Cronaca » ARBATAX

Assalto armato a Capo Bellavista e omicidi: nulla di fatto, processo rinviato

Venerdì 24 Novembre alle 10:15 - ultimo aggiornamento alle 12:28


La base presa d'assalto (foto d'archivio)

Nulla di fatto in Tribunale a Cagliari al via del processo sull'assalto alla postazione militare di Capo Bellavista ad Arbatax (settembre 2004) e sugli omicidi di Marco Ferrai, dei genitori di quest'ultimo, Nino Ferrai e Mariangela Bangoni, di Lino Perotti e di Angelo Tangianu, tutti commessi in Ogliastra.

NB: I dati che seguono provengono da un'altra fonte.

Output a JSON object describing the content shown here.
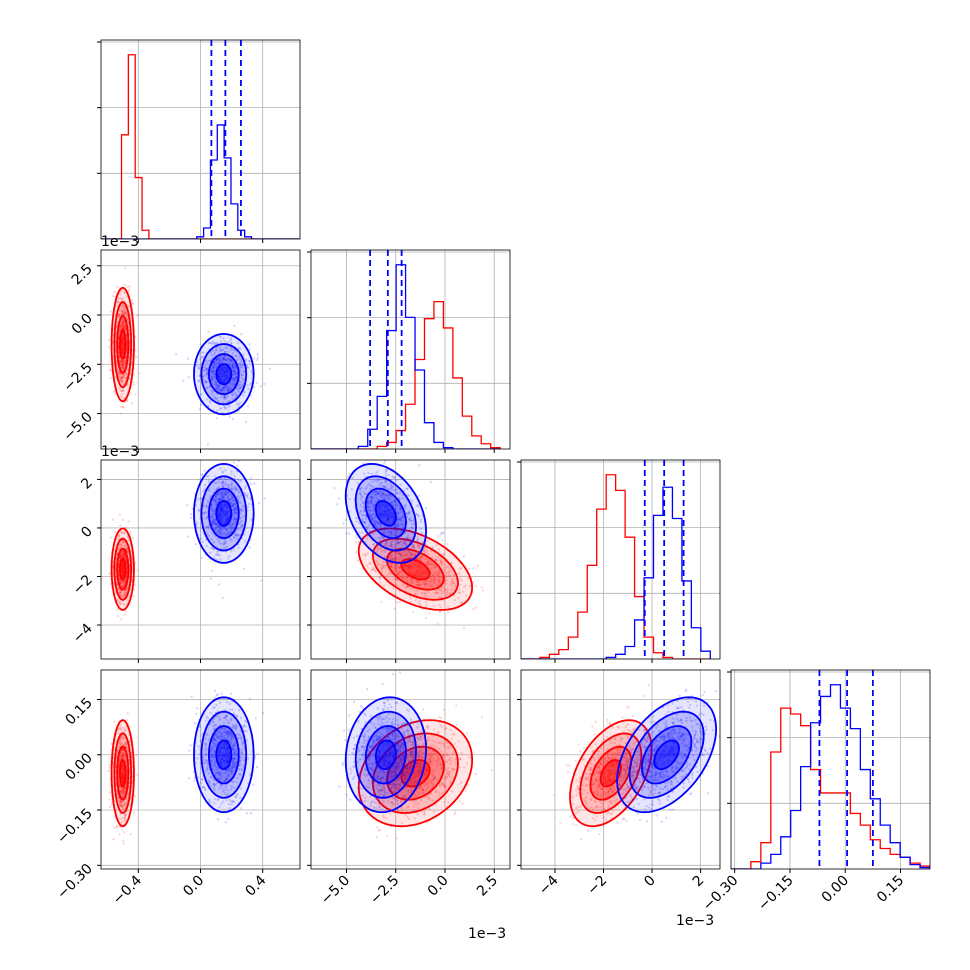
{
  "chart_data": {
    "type": "corner",
    "n_params": 4,
    "ranges": [
      [
        -0.64,
        0.64
      ],
      [
        -0.0068,
        0.0033
      ],
      [
        -0.0054,
        0.0028
      ],
      [
        -0.31,
        0.23
      ]
    ],
    "ticks": [
      [
        -0.4,
        0.0,
        0.4
      ],
      [
        -0.005,
        -0.0025,
        0.0,
        0.0025
      ],
      [
        -0.004,
        -0.002,
        0.0,
        0.002
      ],
      [
        -0.3,
        -0.15,
        0.0,
        0.15
      ]
    ],
    "tick_labels": [
      [
        "−0.4",
        "0.0",
        "0.4"
      ],
      [
        "−5.0",
        "−2.5",
        "0.0",
        "2.5"
      ],
      [
        "−4",
        "−2",
        "0",
        "2"
      ],
      [
        "−0.30",
        "−0.15",
        "0.00",
        "0.15"
      ]
    ],
    "offset_label": "1e−3",
    "grid": true,
    "series": [
      {
        "color": "#ff0000",
        "means": [
          -0.5,
          -0.0015,
          -0.0017,
          -0.05
        ],
        "stds": [
          0.03,
          0.0012,
          0.0007,
          0.06
        ],
        "corr": {
          "1-2": -0.45,
          "1-3": 0.25,
          "2-3": 0.45
        }
      },
      {
        "color": "#0000ff",
        "means": [
          0.15,
          -0.003,
          0.0006,
          0.0
        ],
        "stds": [
          0.08,
          0.00085,
          0.00085,
          0.065
        ],
        "corr": {
          "1-2": -0.35,
          "1-3": 0.1,
          "2-3": 0.45
        }
      }
    ],
    "quantile_lines": {
      "color": "#0000ff",
      "values": [
        [
          0.07,
          0.16,
          0.26
        ],
        [
          -0.0038,
          -0.0029,
          -0.0022
        ],
        [
          -0.0003,
          0.0005,
          0.0013
        ],
        [
          -0.07,
          0.005,
          0.075
        ]
      ]
    },
    "hist": {
      "edges": [
        [
          -0.64,
          -0.596,
          -0.552,
          -0.508,
          -0.464,
          -0.42,
          -0.376,
          -0.332,
          -0.288,
          -0.244,
          -0.2,
          -0.156,
          -0.112,
          -0.068,
          -0.024,
          0.02,
          0.064,
          0.108,
          0.152,
          0.196,
          0.24,
          0.284,
          0.328,
          0.372,
          0.416,
          0.46,
          0.504,
          0.548,
          0.592,
          0.636
        ],
        [
          -0.0068,
          -0.00632,
          -0.00584,
          -0.00536,
          -0.00488,
          -0.0044,
          -0.00392,
          -0.00344,
          -0.00296,
          -0.00248,
          -0.002,
          -0.00152,
          -0.00104,
          -0.00056,
          -8e-05,
          0.0004,
          0.00088,
          0.00136,
          0.00184,
          0.00232,
          0.0028
        ],
        [
          -0.0054,
          -0.00501,
          -0.00462,
          -0.00423,
          -0.00384,
          -0.00345,
          -0.00306,
          -0.00267,
          -0.00228,
          -0.00189,
          -0.0015,
          -0.00111,
          -0.00072,
          -0.00033,
          6e-05,
          0.00045,
          0.00084,
          0.00123,
          0.00162,
          0.00201,
          0.0024
        ],
        [
          -0.31,
          -0.283,
          -0.256,
          -0.229,
          -0.202,
          -0.175,
          -0.148,
          -0.121,
          -0.094,
          -0.067,
          -0.04,
          -0.013,
          0.014,
          0.041,
          0.068,
          0.095,
          0.122,
          0.149,
          0.176,
          0.203,
          0.23
        ]
      ],
      "red": [
        [
          0,
          0,
          0,
          95,
          168,
          56,
          8,
          0,
          0,
          0,
          0,
          0,
          0,
          0,
          0,
          0,
          0,
          0,
          0,
          0,
          0,
          0,
          0,
          0,
          0,
          0,
          0,
          0,
          0
        ],
        [
          0,
          0,
          0,
          0,
          0,
          0,
          0,
          2,
          5,
          14,
          34,
          68,
          99,
          112,
          92,
          54,
          25,
          10,
          4,
          1
        ],
        [
          0,
          0,
          1,
          3,
          6,
          14,
          30,
          60,
          96,
          118,
          108,
          78,
          40,
          14,
          4,
          1,
          0,
          0,
          0,
          0
        ],
        [
          0,
          0,
          5,
          18,
          80,
          110,
          106,
          98,
          68,
          52,
          52,
          52,
          38,
          30,
          20,
          14,
          10,
          8,
          4,
          2
        ]
      ],
      "blue": [
        [
          0,
          0,
          0,
          0,
          0,
          0,
          0,
          0,
          0,
          0,
          0,
          0,
          0,
          0,
          2,
          10,
          72,
          104,
          74,
          32,
          8,
          2,
          0,
          0,
          0,
          0,
          0,
          0,
          0
        ],
        [
          0,
          0,
          0,
          0,
          0,
          2,
          15,
          40,
          90,
          140,
          100,
          60,
          20,
          5,
          1,
          0,
          0,
          0,
          0,
          0
        ],
        [
          0,
          0,
          0,
          0,
          0,
          0,
          0,
          0,
          0,
          1,
          3,
          8,
          25,
          52,
          92,
          110,
          90,
          50,
          20,
          5
        ],
        [
          0,
          0,
          0,
          4,
          10,
          22,
          40,
          70,
          100,
          118,
          126,
          110,
          96,
          68,
          48,
          30,
          18,
          8,
          3,
          1
        ]
      ]
    }
  }
}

Gli avvocati difensori degli imputati hanno chiesto un rinvio al giudice delle udienze preliminari Giovanni Massidda (la mole di documenti messa insieme dal pm Danilo Tronci e dai carabinieri del Nucleo investigativo di Nuoro è gigantesca, serve più tempo per studiarla approfonditamente) e l'appuntamento è stato rinviato al 2 febbraio.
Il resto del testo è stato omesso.